Sinsheimer actively wants more science submissions and has flagged this as a growth area. The preference is for science writing that weaves in personal narrative — a purely data-driven or textbook-style approach is less likely to land. Health and medicine with a strong scientific frame fit here, as does anything touching fasting, metabolism, or nutrition science.

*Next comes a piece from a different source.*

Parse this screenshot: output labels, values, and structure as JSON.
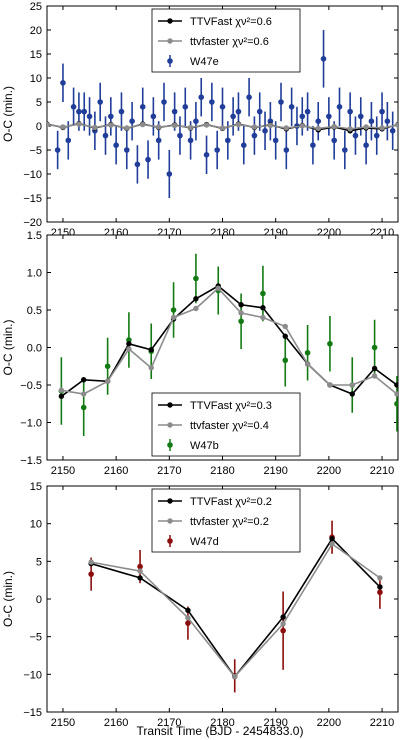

Sinsheimer embraces difficult, even bleak subject matter — gun violence, climate displacement, human rights — but expects the author to leave the reader with something to hold onto rather than despair alone. A recent public post added investigative nonfiction and gonzo journalism to this lane, citing a well-known book about cobalt mining and geopolitical human rights as the kind of rigorous, on-the-ground reporting that excites them. This represents a freshly articulated appetite worth exploiting.
History is consistently listed as a sought genre. Given Sinsheimer's academic press background, histories with a scholarly foundation that can be repositioned for a trade audience are especially attractive. Narrative history with strong reporting chops aligns with the broader investigative nonfiction interest.
Sinsheimer explicitly welcomes scholarly works they believe can reach a broader trade readership — a direct legacy of the Oxford University Press years. Authors with academic credentials who can write accessibly for general audiences are encouraged to query. This is a meaningful differentiator: most trade agents shy away from academic authors, and Sinsheimer actively courts them.
Climate, sustainability, and environmental policy fit comfortably within Sinsheimer's social-issues lane. The Miami sea-level-rise sale is the clearest signal here — local or place-specific environmental crises told with narrative urgency are a good match.
Health books work when they carry a strong scientific foundation or a clear public-health advocacy argument — not when they are lifestyle-driven or personality-forward. A team-authored anti-inflammatory nutrition book with credentialed contributors cleared the bar; a solo wellness influencer's cookbook almost certainly would not.
Not the right fit
On Max's list
Taste fingerprint
How to query Max
Send directly to Sinsheimer's email address with 'QUERY' and the book's title in the subject line — this specific format is required.
Attach the full proposal as a PDF; Sinsheimer reads across devices and a PDF ensures compatibility. A proposal without a detailed table of contents and a sample chapter is incomplete by their stated standards.
Write a traditional query letter in the body of the email: who you are (including publishing history, but debut authors are explicitly welcome), and a clear overview of the book.
If you haven't heard back in three weeks, resend the query and note that it's a follow-up — Sinsheimer has built this expectation into their process, so a single nudge is appropriate and expected.
Lead your pitch with the book's core argument or narrative spine, not credentials. The sales record shows Sinsheimer responds to ideas and angles, including from first-time authors.
If your book has a crossover academic audience, say so explicitly — this is a genuine differentiator for Sinsheimer and a point of pride, not a liability.
For social-issues or investigative books, make clear in the query what hopeful or constructive thread the reader is left with — Sinsheimer has stated this is a requirement, not a preference.
Cookbooks should not be queried unless there is a sharp, articulable sales hook that goes beyond the author's platform or restaurant affiliation.